I have a playlist ready for occasions when I feel overwhelmed: I like to channel the spirit of Holly Hunter, the news producer in Broadcast News, who sobs hysterically for precise two-minute episodes before going back to work.
In real life, I have a very low tolerance for crying: office weeping in particular is a red flag. Rather than shedding tears as an expression of empathy and understanding, I prefer my weeping to be solitary, brisk and ideally exercised in contexts that do not affect me personally — such as while watching documentaries, Crufts, or seeing old men dine alone.

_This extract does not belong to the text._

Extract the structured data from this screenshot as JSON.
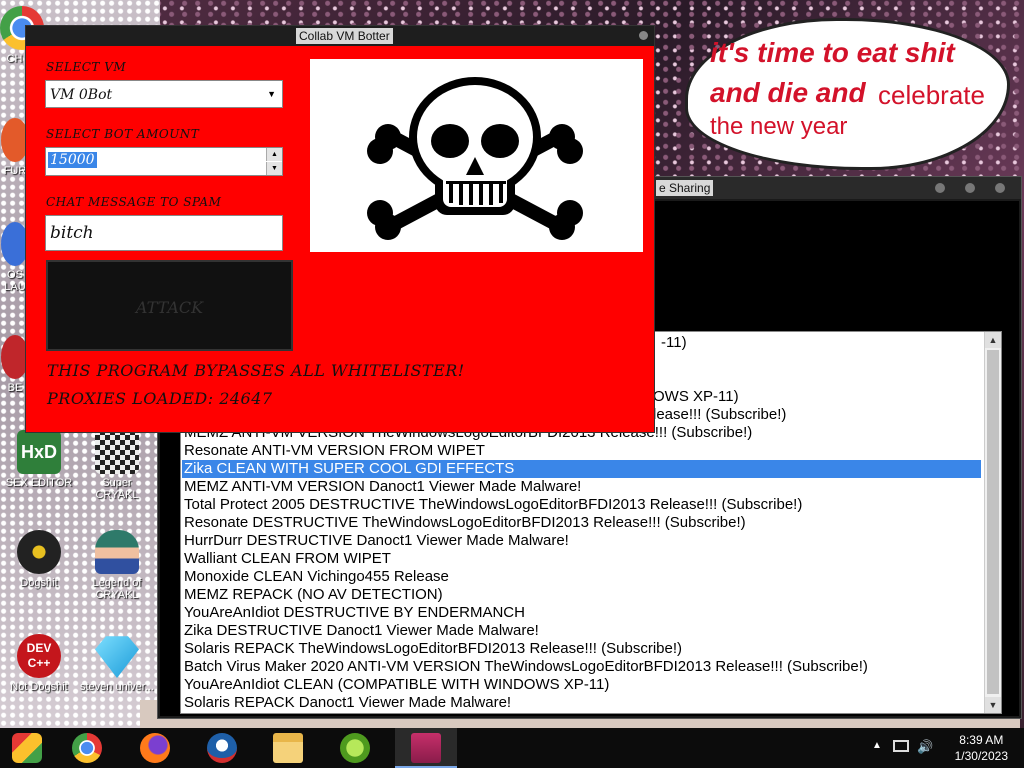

No one has ever really cracked the code of why humans cry, nor the point of tears. Charles Darwin considered emotional tears as being “purposeless”, and there remains little consensus about their meaning even now. I’m quite fond of the theory, popularised by Dr William H Frey, a self-appointed “student of psychogenic lacrimation”, who concluded in the early 1980s that crying removes toxins that we build up in times of stress. But this theory hasn’t found huge traction within the scientific community, most of which is still unsure about the health benefits of a big blub.
Clinical psychologist Ad Vingerhoets is a crying expert. The author of the 2013 book Why Only Humans Weep, he has given a TED talk on the subject and has a website on which he shares his thoughts. “Rather than sadness,” he writes, “investigators agree that the key antecedents to crying are helplessness, hopelessness, and the lack of adequate behavioral responses to a problem situation. In addition, there is loss or separation from loved ones. Deaths, divorces, and homesickness are among the most important triggers of crying.”
Even he, however, is unclear about the benefits of crying. He was surprised, for example, to find that only 50 per cent of respondents [to his study about weeping] reported an improved mood following a cry. He concludes that “how people feel after crying is predominantly determined by how observers respond”.
I have no desire to share my tears in public. Or for others to share theirs. Perhaps I am marked by that stiff-lipped culture that still sees crying as something that should be shamed. My grandmother lost almost every member of her family and yet I never, ever saw her shed a tear. But maybe she too had a secret playlist to convulse to, quietly, in some darkened room?
Weeping is a wonderful tonic, some weird alchemy of humours that the body must expel. It’s surely why so many people weep uncontrollably on long-haul flights while watching appalling films. Cocooned at 30,000ft, amid total strangers, one is unencumbered by the proprieties one might feel on the ground. You can bawl your way through mawkish romcoms, such as PS I Love You or Terms of Endearment (still a classic and still my all-time favourite blub go-to).
In no way are these moments social, nor do we seek observers to validate our tears. But, man, it feels good to shed them. Spotify, play Ariana Grande please.